Keywords: Poiesis; Man; Transcendence; Mythos; Logos.
Les parallèles établis entre la philosophie de Heidegger et les recherches d’anthropologie du sacré et d’histoire des religions de Mircea Eliade sont extrêmement rares. Les deux penseurs ne se sont jamais rencontrés. Il y a certaines considérations critiques de Mircea Eliade sur l’idée de l’historicisme de Heidegger, mais sont-elles suffisantes pour établir un dialogue entre leurs œuvres ?
L’une des rares études sur Heidegger et Eliade appartient à Sorin Alexandrescu qui nous propose une « rencontre virtuelle » et une « lecture croisée » des deux auteurs en partant principalement de deux notions fondamentales de leur pensée : l’être et le sacré.[1] Le plus souvent ils sont associés dans le contexte de leurs « sympathies » politiques des années Trente.[2]
Sur les chemins de la poésie
Nous avons choisi une grille de lecture « mytho-poïétique » qui renvoie surtout à la nécessité de la redécouverte de la pensée figurative ou poétique des deux penseurs du XXe siècle. En ce sens, nous nous proposons une interprétation qui mette en évidence la relation fondamentale entre le mythos et le logos, entre l’imaginaire et la rationalité, en partant de leurs considérations sur le poétique, pour Martin Heidegger, et sur le symbole et l’hiérophanie pour Mircea Eliade.
On peut commencer par un texte très connu de Martin Heidegger tiré de son livre Qu’appelle-t-on penser ? (Was heisst Denken ? – cours du semestre de l’hiver 1951-1952). Le texte nous semble suggestif dans la perspective de la pensée philosophique actuelle de l’imaginaire qui consiste à reconsidérer la relation entre mythos et logos :
« Μύθος est la requête qui touche tout l’être de l’homme à l’avance et radicalement, la requête qui nous fait penser à l’étant qui paraît, qui est. Λόγος dit la même chose. Μύθος et Λόγος n’entrent aucunement, comme le tout-venant de l’histoire de la philosophie le croit, dans une opposition due à la philosophie elle-même ; et précisément les premiers penseurs chez les Grecs (Parménide, fragment 8 ) emploient Μύθος et Λόγος dans le même sens. Μύθος et Λόγος ne s’écartent l’un de l’autre, ni s’opposent l’un à l’autre, que là où ni Μύθος ni Λόγος ne peuvent garder leur être primitif. C’est ce qui est déjà accompli dans Platon. C’est un préjugé de l’histoire et de la philosophie, hérité du rationalisme moderne sur la base du Platonisme, que de croire que le Μύθος ait été détruit par le Λόγος. Le religieux n’est jamais détruit par la logique, mais toujours uniquement par le fait que Dieu se retire ».[3]
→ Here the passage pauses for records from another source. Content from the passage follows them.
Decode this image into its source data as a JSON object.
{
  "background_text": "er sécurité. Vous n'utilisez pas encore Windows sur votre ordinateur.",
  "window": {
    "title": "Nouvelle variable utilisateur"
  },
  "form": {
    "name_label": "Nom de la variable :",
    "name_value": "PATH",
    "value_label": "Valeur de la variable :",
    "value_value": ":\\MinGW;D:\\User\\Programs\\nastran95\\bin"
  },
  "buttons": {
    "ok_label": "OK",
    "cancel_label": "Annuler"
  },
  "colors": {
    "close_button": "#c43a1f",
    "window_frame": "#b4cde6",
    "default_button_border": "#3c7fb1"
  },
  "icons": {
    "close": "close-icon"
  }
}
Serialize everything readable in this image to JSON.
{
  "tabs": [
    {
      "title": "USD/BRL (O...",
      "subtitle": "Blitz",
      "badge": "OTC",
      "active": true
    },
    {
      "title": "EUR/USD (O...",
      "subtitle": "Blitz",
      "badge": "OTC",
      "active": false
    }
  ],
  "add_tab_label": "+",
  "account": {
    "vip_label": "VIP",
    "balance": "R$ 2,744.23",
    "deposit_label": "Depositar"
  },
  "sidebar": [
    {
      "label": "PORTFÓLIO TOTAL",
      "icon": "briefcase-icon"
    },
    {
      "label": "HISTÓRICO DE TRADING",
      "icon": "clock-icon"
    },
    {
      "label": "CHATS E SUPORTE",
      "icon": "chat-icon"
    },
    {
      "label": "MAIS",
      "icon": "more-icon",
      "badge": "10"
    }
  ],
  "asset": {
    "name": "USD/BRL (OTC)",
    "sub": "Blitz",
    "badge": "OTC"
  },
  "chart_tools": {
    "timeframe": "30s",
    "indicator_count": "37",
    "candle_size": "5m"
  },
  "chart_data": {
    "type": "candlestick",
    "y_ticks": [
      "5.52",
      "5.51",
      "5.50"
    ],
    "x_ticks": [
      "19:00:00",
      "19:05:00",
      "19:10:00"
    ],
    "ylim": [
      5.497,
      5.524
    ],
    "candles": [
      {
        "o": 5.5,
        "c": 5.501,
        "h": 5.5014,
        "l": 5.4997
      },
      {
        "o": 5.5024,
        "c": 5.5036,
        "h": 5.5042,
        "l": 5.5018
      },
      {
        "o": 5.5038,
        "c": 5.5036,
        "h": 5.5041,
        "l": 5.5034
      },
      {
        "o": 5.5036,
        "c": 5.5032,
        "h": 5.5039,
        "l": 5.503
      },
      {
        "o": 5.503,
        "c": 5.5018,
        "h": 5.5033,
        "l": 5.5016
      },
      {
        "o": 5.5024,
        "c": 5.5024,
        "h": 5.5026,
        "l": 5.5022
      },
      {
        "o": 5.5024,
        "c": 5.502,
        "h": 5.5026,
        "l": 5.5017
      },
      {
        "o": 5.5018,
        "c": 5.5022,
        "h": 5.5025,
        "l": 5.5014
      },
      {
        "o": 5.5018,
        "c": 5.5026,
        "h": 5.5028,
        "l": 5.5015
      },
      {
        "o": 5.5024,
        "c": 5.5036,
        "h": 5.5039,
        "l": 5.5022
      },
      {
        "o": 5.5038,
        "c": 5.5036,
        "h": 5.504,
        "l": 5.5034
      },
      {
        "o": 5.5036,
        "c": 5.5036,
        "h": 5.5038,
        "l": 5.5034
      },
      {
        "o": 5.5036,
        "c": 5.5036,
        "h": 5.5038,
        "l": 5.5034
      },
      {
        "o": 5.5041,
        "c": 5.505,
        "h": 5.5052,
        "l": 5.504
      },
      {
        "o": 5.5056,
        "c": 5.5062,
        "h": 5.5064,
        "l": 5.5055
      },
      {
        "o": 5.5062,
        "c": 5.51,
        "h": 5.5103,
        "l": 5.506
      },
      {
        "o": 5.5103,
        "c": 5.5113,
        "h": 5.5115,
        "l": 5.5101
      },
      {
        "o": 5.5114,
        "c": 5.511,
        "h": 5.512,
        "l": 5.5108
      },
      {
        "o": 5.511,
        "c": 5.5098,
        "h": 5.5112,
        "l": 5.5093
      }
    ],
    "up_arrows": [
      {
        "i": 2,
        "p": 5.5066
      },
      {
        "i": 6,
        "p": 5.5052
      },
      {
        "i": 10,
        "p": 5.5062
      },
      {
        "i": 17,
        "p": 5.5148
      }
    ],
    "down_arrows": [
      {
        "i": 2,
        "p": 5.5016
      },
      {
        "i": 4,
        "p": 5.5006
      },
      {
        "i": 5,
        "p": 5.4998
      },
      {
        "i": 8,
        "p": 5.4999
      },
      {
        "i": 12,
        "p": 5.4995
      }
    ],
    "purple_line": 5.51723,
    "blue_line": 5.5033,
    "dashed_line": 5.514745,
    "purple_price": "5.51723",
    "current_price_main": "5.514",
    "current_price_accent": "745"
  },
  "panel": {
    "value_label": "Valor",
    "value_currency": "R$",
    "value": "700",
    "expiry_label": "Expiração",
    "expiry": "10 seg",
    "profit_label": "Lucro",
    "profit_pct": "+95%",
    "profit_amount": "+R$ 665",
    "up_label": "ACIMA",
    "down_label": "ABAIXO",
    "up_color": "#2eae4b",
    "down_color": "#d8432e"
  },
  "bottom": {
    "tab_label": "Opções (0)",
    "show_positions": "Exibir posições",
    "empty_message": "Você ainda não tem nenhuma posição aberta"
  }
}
Pourquoi Dieu se retire-t-il ? L’expression est très connue dans la tradition philosophique. L’une des réponses à cette question se trouve dans les textes de Heidegger sur la poésie. Le philosophe allemand découvre dans les années Trente la poésie dans le voisinage de la pensée. Heidegger est fasciné très tôt par la poésie et surtout par la poésie de Hölderlin. Il a consacré aussi des petites études à la poésie de Stefan George, Georg Trakl, Rainer Maria Rilke et René Char. Dans les années Soixante il a même eu des entrevues avec le poète Paul Celan, originaire de Roumanie et établi en France après la guerre. Les rencontres avec la poésie représentent ainsi une préoccupation constante du philosophe Martin Heidegger, même si certains de ses critiques voient dans ses réflexions sur les vers poétiques l’une des sources de son « nazisme » intellectuel.
Au-delà de ces exagérations idéologiques, on peut découvrir des idées remarquables sur l’origine et l’avenir de l’humanus. Dans son célèbre essai paru en 1951 et consacré à la poésie de Hölderlin, L’Homme habite en poète, Heidegger interprète l’habitation authentique de l’homme par la poésie. La poésie n’est pas entendue simplement comme une espèce de littérature. Les deux notions, poésie et habitation reçoivent des significations très différentes par rapport aux significations consacrées par la littérature, la sociologie ou l’anthropologie.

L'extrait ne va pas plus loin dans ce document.